Ve motorlu, hareketli araç özlemimizi günebakan dediğimiz ayçiçeğinin sapından yaptığımız bir basit bir mekanizmayı tozlu yollarda sürerek giderirdik.

Akranlarım manavların arkasındaki toprak zeminde yanılmıyorsam on dakikası 10 kuruşa kiralanan bisikleti sürerken ben mahzun ve hayran hayran izlerdim. 50-60 yaşlarında olduğunu zannettiğim bisikletlerin sahibi kiralamayan çocukları pek yaklaştırmazdı...

Rahmetli babam çok düzenli olmasa da ayda bir buçuk, iki lira harçlık gönderirdi. O para doğrudan bana ulaşmaz, daha çok da amcazademde durur, o ara ara bana okul harçlığımı verirdi. Allah razı olsun, çoğu zaman da ceplerinden harçlık verdiler, kitabımı, defterimi aldılar.

Bir gün koştur koştur geldim bisikletçinin yanına. Verdim parayı ve kiraladım bisikleti. Sür sürebiliyorsan... Yıkıla kalka on dakikayı doldurdum. Hevesim geçmişti. Bisikleti tam olarak sürememenin ezikliği vardı yine üstümde. Pantolonumun bir paçası hafifçe yırtılmış, diğer tarafı zincirden yağ olmuştu. Halamdan yediğim fırça yanıma kar kaldı...

Bugünkü çocuklar çok şanslı...

Onların ne şehir özlemi var, ne de makine hasreti... Benim 38 yaşında bindiğim uçağa, çocuklarımdan biri 13, diğerleri ise ortalama 15 yaşında bindi. Bilgisayar, televizyon, telefon, internet onların elinde adeta oyuncak. Benim ayçiçek sapından yaptığım oyuncaktan daha kolay ulaşabildikleri bir oyuncak. Ayçiçek sapı da yılda bir elimize zor geçerdi...

Hayatımın bir parçasını niye buraya taşıdım. Araç kullanırken her sokakta, her köşe başında aniden önümüze çıkan bisikletli çocuklar görüyorum. Dikkatsizler de. Allah korusun bir bisikletli çocuğun hayatını kaybettiğini duyarsam kahrolurum. Lütfen çocukları uyaralım; rastgele yerlerde bisiklet kullanmasınlar...

Ve sürücüler... Elbette onların da yollarda bisiklet alanına dikkat etmesi, saygılı olması gerek.
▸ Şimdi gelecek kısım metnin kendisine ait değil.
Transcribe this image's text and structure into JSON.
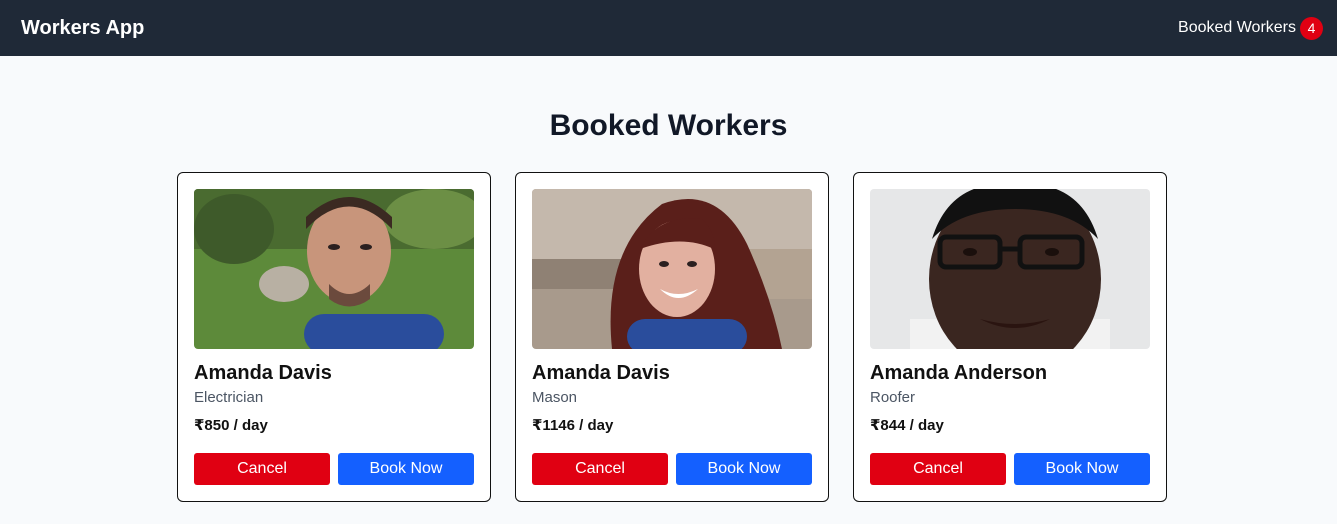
{
  "navbar": {
    "brand": "Workers App",
    "booked_link": "Booked Workers",
    "booked_count": "4"
  },
  "page": {
    "title": "Booked Workers"
  },
  "workers": [
    {
      "name": "Amanda Davis",
      "role": "Electrician",
      "price": "₹850 / day",
      "cancel_label": "Cancel",
      "book_label": "Book Now"
    },
    {
      "name": "Amanda Davis",
      "role": "Mason",
      "price": "₹1146 / day",
      "cancel_label": "Cancel",
      "book_label": "Book Now"
    },
    {
      "name": "Amanda Anderson",
      "role": "Roofer",
      "price": "₹844 / day",
      "cancel_label": "Cancel",
      "book_label": "Book Now"
    }
  ],
  "colors": {
    "navbar_bg": "#1f2937",
    "cancel": "#e00012",
    "book": "#1460ff",
    "badge": "#e00012"
  }
}
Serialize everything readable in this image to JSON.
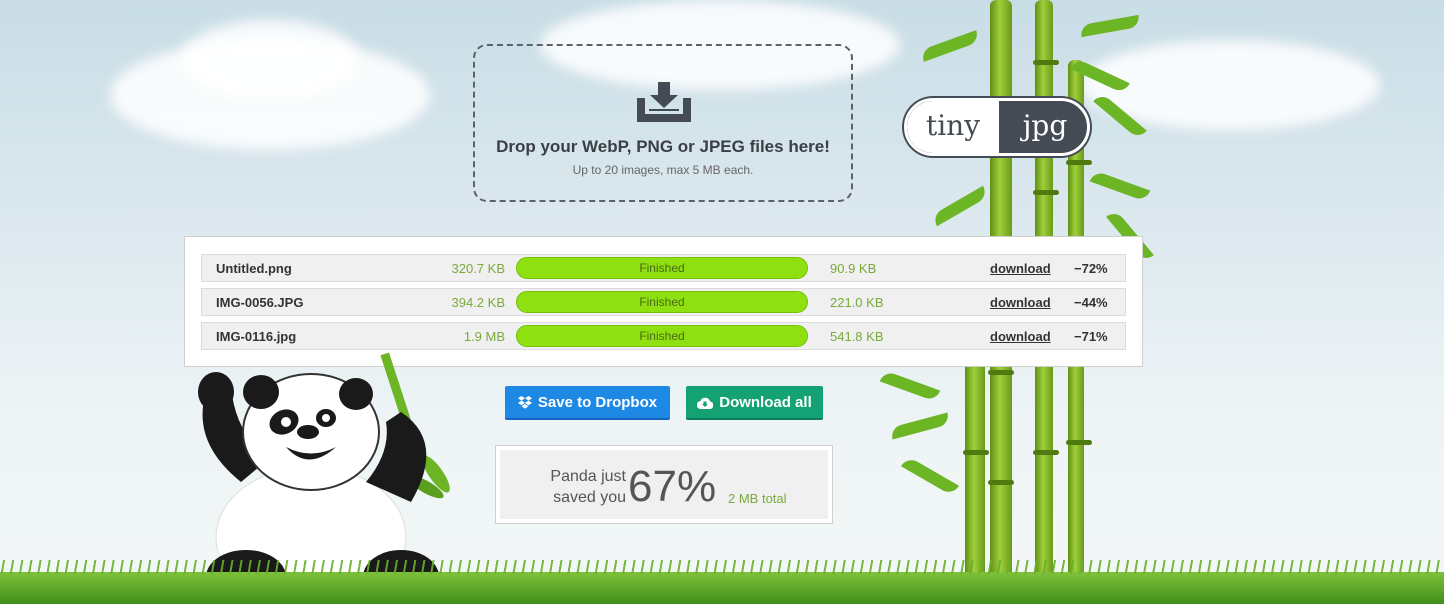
{
  "dropzone": {
    "title": "Drop your WebP, PNG or JPEG files here!",
    "subtitle": "Up to 20 images, max 5 MB each.",
    "icon": "download-tray-icon"
  },
  "logo": {
    "left": "tiny",
    "right": "jpg"
  },
  "files": [
    {
      "name": "Untitled.png",
      "original_size": "320.7 KB",
      "status": "Finished",
      "new_size": "90.9 KB",
      "download": "download",
      "saving": "−72%"
    },
    {
      "name": "IMG-0056.JPG",
      "original_size": "394.2 KB",
      "status": "Finished",
      "new_size": "221.0 KB",
      "download": "download",
      "saving": "−44%"
    },
    {
      "name": "IMG-0116.jpg",
      "original_size": "1.9 MB",
      "status": "Finished",
      "new_size": "541.8 KB",
      "download": "download",
      "saving": "−71%"
    }
  ],
  "buttons": {
    "dropbox": "Save to Dropbox",
    "download_all": "Download all"
  },
  "savings": {
    "label_line1": "Panda just",
    "label_line2": "saved you",
    "percent": "67%",
    "total": "2 MB total"
  },
  "colors": {
    "progress_green": "#8ee010",
    "dropbox_blue": "#1e88e5",
    "download_green": "#14a274",
    "logo_dark": "#444b54"
  }
}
Hollanda başta batının birçok ülkesinde bisiklet en sağlıklı, en güvenilir ve tabi ki en ucuz ulaşım aracı. Aman bisiklet kullanan çocuklara dikkat.

 

ELİTAŞ: MODERN DARBE GİRİŞİMİ

AK Parti Grup Başkanvekili Mustafa Elitaş’la cumartesi kısa bir telefon görüşmesi yaptım. Gezi için “Yeni dönemin darbe girişimi, oluşturma metodu böyleymiş ” dedi. 28 Şubat içinde “Postmodern darbe” demiştik. Demek ki bu daha moderndi. Öyle ya Türkiye ve Dünya değişiyor. Gezi olayları başlangıçta iyi niyetle başlamış çevreci bir eylemdi. Ya da bir şehirde yaşayan insanların bir bölümünün yerel yönetimin bir uygu- lamasını sigaya çektiği bir tavırdı. Ama sonrasında bu eylem iyi niyetli demokratik bir tepki olmaktan çıktı, iç ve dış uzantıların katkıları ile demokrasiyi sorgulayan, Türkiye’nin ekonomik, siyasi ve sosyal istikrarına yönelik bir saldırı haline dönüştü. Hükümetin, Meclisin nasıl değişeceği belli. Bu süreç sadece iktidarı değil, muhalefeti de sorguluyor, unutmayın.